Page 30 of A Lifetime of Tomorrows

Page List
Font Size:

“Look, Harvey, you seem curious. Have you ever, you know, been with another man?”

“No.” His answer was firm, his eyes now on me, pinning me to the spot. “Sex with men is wrong, isn’t it?”

“No, it’s not. Far from it.”

Finally, some of the pieces fell into place. The therapy he’d mentioned, the way he’d pulled back from my touch at the bar last night.

“It’s not right. It can’t be.” He scratched at his wrist, rubbing it repeatedly. He was going to hurt himself, but I realised that was the point.

I grabbed his hand. “Harvey, stop.”

He looked at me again, tears in his eyes. “If it’s not wrong, why do I feel this way?”

I had no answer for him, and possibly never would. He needed a friend more than ever, whether he knew it or not, and I vowed to be that person.

Was I out of my depth? Possibly, but no way was I letting him suffer alone.
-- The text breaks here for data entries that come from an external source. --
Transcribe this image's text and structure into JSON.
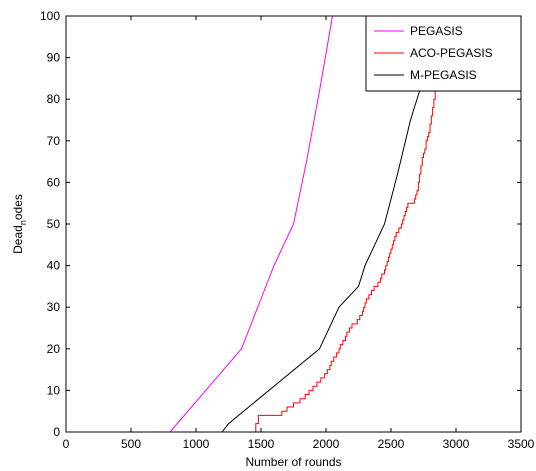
{
  "chart_data": {
    "type": "line",
    "title": "",
    "xlabel": "Number of rounds",
    "ylabel_main": "Dead",
    "ylabel_sub": "n",
    "ylabel_tail": "odes",
    "xlim": [
      0,
      3500
    ],
    "ylim": [
      0,
      100
    ],
    "xticks": [
      0,
      500,
      1000,
      1500,
      2000,
      2500,
      3000,
      3500
    ],
    "yticks": [
      0,
      10,
      20,
      30,
      40,
      50,
      60,
      70,
      80,
      90,
      100
    ],
    "grid": false,
    "legend_position": "top-right",
    "series": [
      {
        "name": "PEGASIS",
        "color": "#ff00ff",
        "step": false,
        "points": [
          [
            0,
            0
          ],
          [
            800,
            0
          ],
          [
            1350,
            20
          ],
          [
            1500,
            32
          ],
          [
            1600,
            40
          ],
          [
            1750,
            50
          ],
          [
            1850,
            65
          ],
          [
            1950,
            82
          ],
          [
            2050,
            100
          ]
        ]
      },
      {
        "name": "ACO-PEGASIS",
        "color": "#ff0000",
        "step": true,
        "points": [
          [
            0,
            0
          ],
          [
            1450,
            0
          ],
          [
            1460,
            2
          ],
          [
            1480,
            4
          ],
          [
            1650,
            4
          ],
          [
            1660,
            5
          ],
          [
            1700,
            6
          ],
          [
            1750,
            7
          ],
          [
            1800,
            8
          ],
          [
            1840,
            9
          ],
          [
            1870,
            10
          ],
          [
            1900,
            11
          ],
          [
            1930,
            12
          ],
          [
            1960,
            13
          ],
          [
            1990,
            14
          ],
          [
            2010,
            15
          ],
          [
            2030,
            16
          ],
          [
            2040,
            17
          ],
          [
            2060,
            18
          ],
          [
            2080,
            19
          ],
          [
            2100,
            20
          ],
          [
            2110,
            21
          ],
          [
            2130,
            22
          ],
          [
            2150,
            23
          ],
          [
            2160,
            24
          ],
          [
            2180,
            25
          ],
          [
            2200,
            26
          ],
          [
            2240,
            27
          ],
          [
            2260,
            28
          ],
          [
            2280,
            29
          ],
          [
            2290,
            30
          ],
          [
            2300,
            31
          ],
          [
            2310,
            32
          ],
          [
            2330,
            33
          ],
          [
            2350,
            34
          ],
          [
            2370,
            35
          ],
          [
            2400,
            36
          ],
          [
            2420,
            37
          ],
          [
            2430,
            38
          ],
          [
            2450,
            39
          ],
          [
            2460,
            40
          ],
          [
            2470,
            41
          ],
          [
            2480,
            42
          ],
          [
            2490,
            43
          ],
          [
            2500,
            44
          ],
          [
            2510,
            45
          ],
          [
            2520,
            46
          ],
          [
            2530,
            47
          ],
          [
            2540,
            48
          ],
          [
            2560,
            49
          ],
          [
            2580,
            50
          ],
          [
            2590,
            51
          ],
          [
            2600,
            52
          ],
          [
            2610,
            53
          ],
          [
            2620,
            54
          ],
          [
            2630,
            55
          ],
          [
            2680,
            56
          ],
          [
            2690,
            57
          ],
          [
            2700,
            58
          ],
          [
            2710,
            60
          ],
          [
            2720,
            62
          ],
          [
            2730,
            64
          ],
          [
            2740,
            66
          ],
          [
            2750,
            67
          ],
          [
            2760,
            68
          ],
          [
            2770,
            70
          ],
          [
            2780,
            71
          ],
          [
            2790,
            72
          ],
          [
            2800,
            74
          ],
          [
            2810,
            76
          ],
          [
            2820,
            78
          ],
          [
            2830,
            80
          ],
          [
            2840,
            82
          ]
        ]
      },
      {
        "name": "M-PEGASIS",
        "color": "#000000",
        "step": false,
        "points": [
          [
            0,
            0
          ],
          [
            1200,
            0
          ],
          [
            1250,
            2
          ],
          [
            1950,
            20
          ],
          [
            2100,
            30
          ],
          [
            2250,
            35
          ],
          [
            2300,
            40
          ],
          [
            2450,
            50
          ],
          [
            2550,
            62
          ],
          [
            2650,
            75
          ],
          [
            2750,
            85
          ],
          [
            2830,
            90
          ]
        ]
      }
    ]
  }
}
He’d done that for long enough.

Chapter 9

Harvey

What the fuck was I doing? I’d let him get too close to me, and now I’d spilt my biggest secret in a matter of an hour. I’d never been so candid before, not even with my therapists, but somehow, he seemed like someone I could trust. He had a kind face, and maybe it was talking to him in the flesh and not just on a computer screen. Maybe talking to a man made the difference. Who knew?

I’d have told him everything if he’d asked.

No one had taken the time to ask me about my life, although I’d not been forthcoming. What made him different from Ed?

I wasn’t attracted to Ed, for a start. He was friendly and optimistic, whereas Killian was friendly but compassionate. He’d known I self-harmed without me having to tell him. Only my therapist knew that.

I looked down at our joined hands, his fingers full of rings, mine bare. We were so different, so why did I feel such a connection to him?

“Look, I can’t pretend to know what you’re going through. Fuck, Harvey, I’ve got some shit of my own to deal with, but I won’t let you deal with it alone. And you’ve been alone for a long time, I’m guessing.”

“Four years,” I whispered.

“A long time to have no one to talk to. Friends are the ships that keep us afloat, especially when the seas get rough.”

“I have a therapist.” I gripped his hand tighter, not wanting him to let go. The roughness of his hand and the calluses on his fingers made everything real. I’d never held a man’s hand before.

Despite having loving parents, Dad was never the affectionate one; that was left to Mum. He’d give me a hug now and again, but his love had always been reserved for her.

“They can help you. I don’t have that skill, but I can offer you friendship, a friend to talk to, a shoulder to cry on. I’m not asking for anything you’re not willing to offer.”

How long had it been since I’d had a genuine friend? Someone I could rely on to be there when times got tough. Even at school, I’d been a lonely kid. My parents and Grandma had been my world. I’d never really fit in, always thinking I was different.

Filling the silence, Killian spoke again. “There’s no pressure, Harvey. If you don’t want to, you just have to say no, and I’ll walk away. No questions asked.”

Why did I think that was a lie? I didn’t know him well, but from what I’d seen and heard, he wouldn’t give up easily.

He continued, “If you need time to think, then give me a call when you’re ready. I’ll not push ya.”

Take what’s being offered. You’re unlikely to get the chance again.

He wasn’t offering sex or anything more, from what I could tell. Why shouldn’t I say yes to having a friend?

“You know, I think I’d like a friend.”

He pulled me into a hug and squeezed. “Thank fuck you said that. I really think we could be good friends. I need one as much as you do. Things have been… difficult since moving here. We can commiserate together.”